Published today in BMJ Open, the study is the largest- ever to investigate a relationship between negative symptoms and clinical outcomes, drawing from a sample of more than 7,500 patients. Researchers used the Clinical Record Interactive Search (CRIS) application, a text-mining tool, to analyse anonymised patient data on negative symptoms from the South London and Maudsley NHS Foundation Trust (SLaM) Biomedical Research Centre (BRC) Case Register.

Natural Language Processing (NLP) was used to detect statements within the clinical records which determined references to specified negative symptoms. 10 negative symptoms were identified, including poor motivation, blunted or flattened mood, poor eye contact, emotional withdrawal, poor rapport, social withdrawal, poverty of speech (excessively short speech with minimal elaborations), inability to speak, apathy and concrete thinking (the inability to think in abstract terms). They found that 41 per cent of patients showed the presence of two or more negative symptoms. Negative symptoms across the sample were associated with an increased likelihood of hospital admission, longer duration of admission and an increased likelihood of re-admission following discharge from hospital.
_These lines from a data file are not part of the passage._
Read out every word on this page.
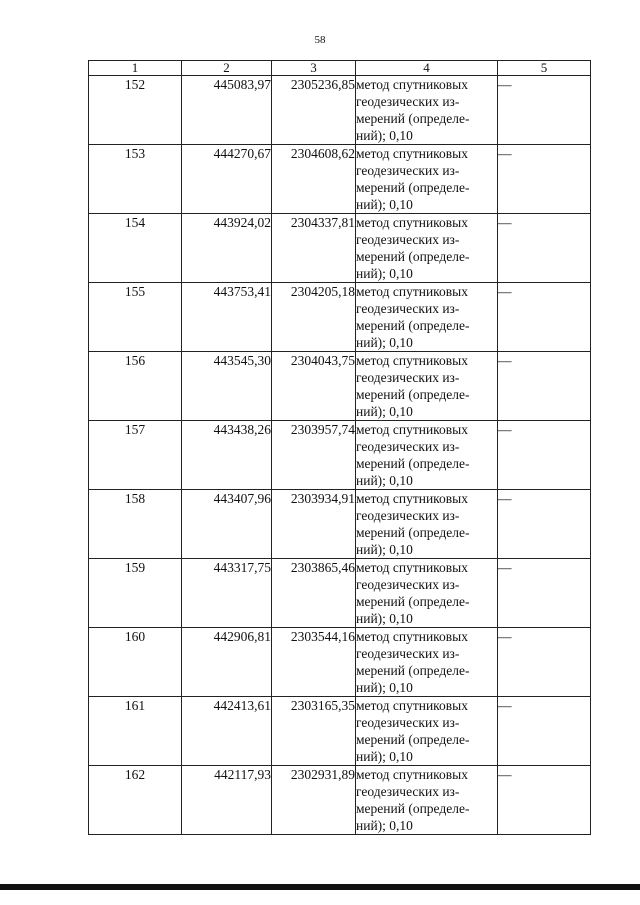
58
1	2	3	4	5
152	445083,97	2305236,85	метод спутниковых
геодезических из-
мерений (определе-
ний); 0,10	—
153	444270,67	2304608,62	метод спутниковых
геодезических из-
мерений (определе-
ний); 0,10	—
154	443924,02	2304337,81	метод спутниковых
геодезических из-
мерений (определе-
ний); 0,10	—
155	443753,41	2304205,18	метод спутниковых
геодезических из-
мерений (определе-
ний); 0,10	—
156	443545,30	2304043,75	метод спутниковых
геодезических из-
мерений (определе-
ний); 0,10	—
157	443438,26	2303957,74	метод спутниковых
геодезических из-
мерений (определе-
ний); 0,10	—
158	443407,96	2303934,91	метод спутниковых
геодезических из-
мерений (определе-
ний); 0,10	—
159	443317,75	2303865,46	метод спутниковых
геодезических из-
мерений (определе-
ний); 0,10	—
160	442906,81	2303544,16	метод спутниковых
геодезических из-
мерений (определе-
ний); 0,10	—
161	442413,61	2303165,35	метод спутниковых
геодезических из-
мерений (определе-
ний); 0,10	—
162	442117,93	2302931,89	метод спутниковых
геодезических из-
мерений (определе-
ний); 0,10	—
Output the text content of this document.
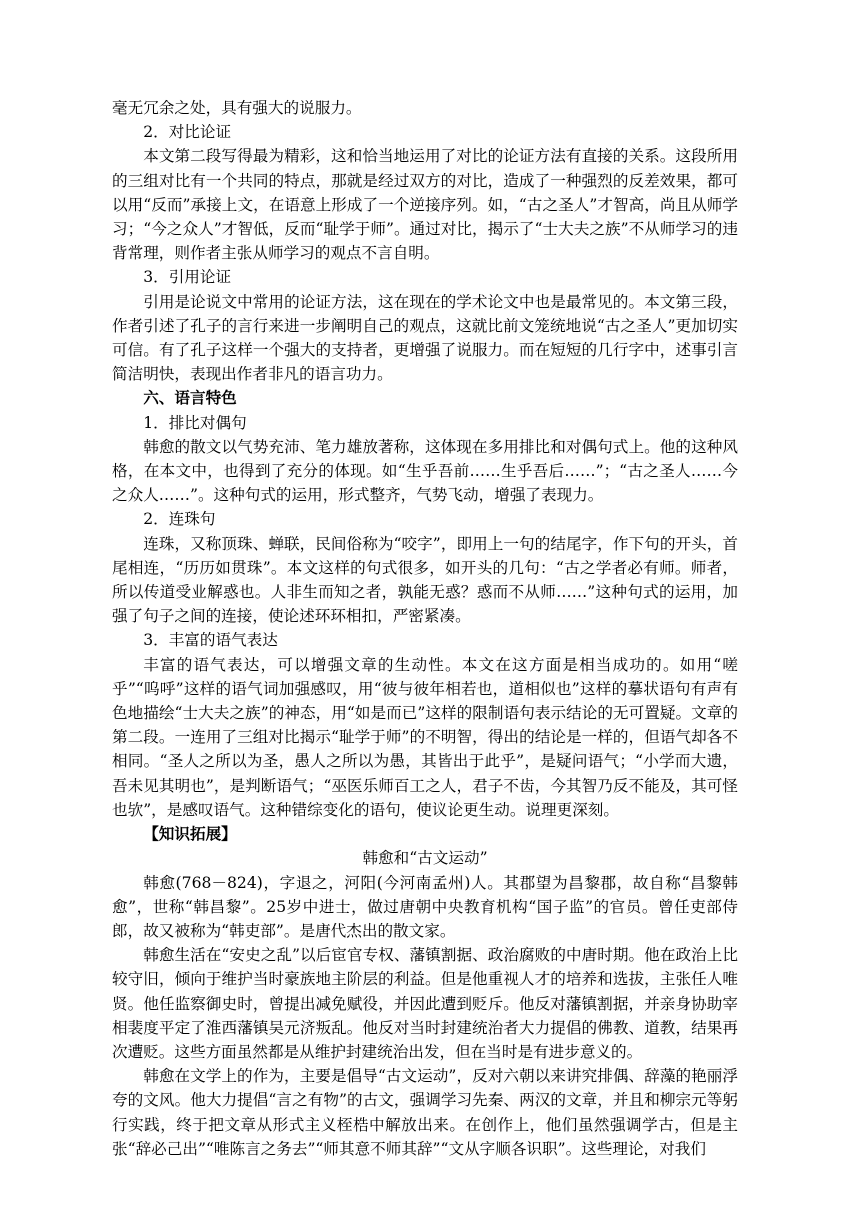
毫无冗余之处，具有强大的说服力。

2．对比论证

本文第二段写得最为精彩，这和恰当地运用了对比的论证方法有直接的关系。这段所用的三组对比有一个共同的特点，那就是经过双方的对比，造成了一种强烈的反差效果，都可以用“反而”承接上文，在语意上形成了一个逆接序列。如，“古之圣人”才智高，尚且从师学习；“今之众人”才智低，反而“耻学于师”。通过对比，揭示了“士大夫之族”不从师学习的违背常理，则作者主张从师学习的观点不言自明。

3．引用论证

引用是论说文中常用的论证方法，这在现在的学术论文中也是最常见的。本文第三段，作者引述了孔子的言行来进一步阐明自己的观点，这就比前文笼统地说“古之圣人”更加切实可信。有了孔子这样一个强大的支持者，更增强了说服力。而在短短的几行字中，述事引言简洁明快，表现出作者非凡的语言功力。

六、语言特色

1．排比对偶句

韩愈的散文以气势充沛、笔力雄放著称，这体现在多用排比和对偶句式上。他的这种风格，在本文中，也得到了充分的体现。如“生乎吾前……生乎吾后……”；“古之圣人……今之众人……”。这种句式的运用，形式整齐，气势飞动，增强了表现力。

2．连珠句

连珠，又称顶珠、蝉联，民间俗称为“咬字”，即用上一句的结尾字，作下句的开头，首尾相连，“历历如贯珠”。本文这样的句式很多，如开头的几句：“古之学者必有师。师者，所以传道受业解惑也。人非生而知之者，孰能无惑？惑而不从师……”这种句式的运用，加强了句子之间的连接，使论述环环相扣，严密紧凑。

3．丰富的语气表达

丰富的语气表达，可以增强文章的生动性。本文在这方面是相当成功的。如用“嗟乎”“呜呼”这样的语气词加强感叹，用“彼与彼年相若也，道相似也”这样的摹状语句有声有色地描绘“士大夫之族”的神态，用“如是而已”这样的限制语句表示结论的无可置疑。文章的第二段。一连用了三组对比揭示“耻学于师”的不明智，得出的结论是一样的，但语气却各不相同。“圣人之所以为圣，愚人之所以为愚，其皆出于此乎”，是疑问语气；“小学而大遗，吾未见其明也”，是判断语气；“巫医乐师百工之人，君子不齿，今其智乃反不能及，其可怪也欤”，是感叹语气。这种错综变化的语句，使议论更生动。说理更深刻。

【知识拓展】

韩愈和“古文运动”

韩愈(768－824)，字退之，河阳(今河南孟州)人。其郡望为昌黎郡，故自称“昌黎韩愈”，世称“韩昌黎”。25岁中进士，做过唐朝中央教育机构“国子监”的官员。曾任吏部侍郎，故又被称为“韩吏部”。是唐代杰出的散文家。

韩愈生活在“安史之乱”以后宦官专权、藩镇割据、政治腐败的中唐时期。他在政治上比较守旧，倾向于维护当时豪族地主阶层的利益。但是他重视人才的培养和选拔，主张任人唯贤。他任监察御史时，曾提出减免赋役，并因此遭到贬斥。他反对藩镇割据，并亲身协助宰相裴度平定了淮西藩镇吴元济叛乱。他反对当时封建统治者大力提倡的佛教、道教，结果再次遭贬。这些方面虽然都是从维护封建统治出发，但在当时是有进步意义的。

韩愈在文学上的作为，主要是倡导“古文运动”，反对六朝以来讲究排偶、辞藻的艳丽浮夸的文风。他大力提倡“言之有物”的古文，强调学习先秦、两汉的文章，并且和柳宗元等躬行实践，终于把文章从形式主义桎梏中解放出来。在创作上，他们虽然强调学古，但是主张“辞必己出”“唯陈言之务去”“师其意不师其辞”“文从字顺各识职”。这些理论，对我们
Patients with two or more negative symptoms were 24 per cent more likely to have been admitted to hospital. In addition, each of their admissions were, on average, an extra 21 days in duration and, when discharged, these individuals had a 58 per cent higher risk of re-admission within 12 months.

The most frequently recorded negative symptoms were poor motivation (31 per cent), blunted or flattened mood (27 per cent), poor eye contact (26 per cent) and emotional withdrawal (24 per cent).

Dr Rashmi Patel from the Department of Psychosis Studies at the IoPPN, said: ‘Hospital admissions are the main drivers of cost in the care of patients with schizophrenia – yet they have traditionally been linked to the severity of positive psychotic symptoms. Our data indicate that negative symptoms are an equally important factor, and suggest that a greater emphasis on assessing and treating these features of schizophrenia may have significant health economic benefits. However, as our findings are drawn from observational data, interventional clinical studies are required to determine whether an effective treatment for negative symptoms would lead to better clinical outcomes.'

This research was funded by the National Institute for Health Research (NIHR) Biomedical Research Centre (BRC) at the South London and Maudsley NHS Foundation Trust (SLaM) and King's College London.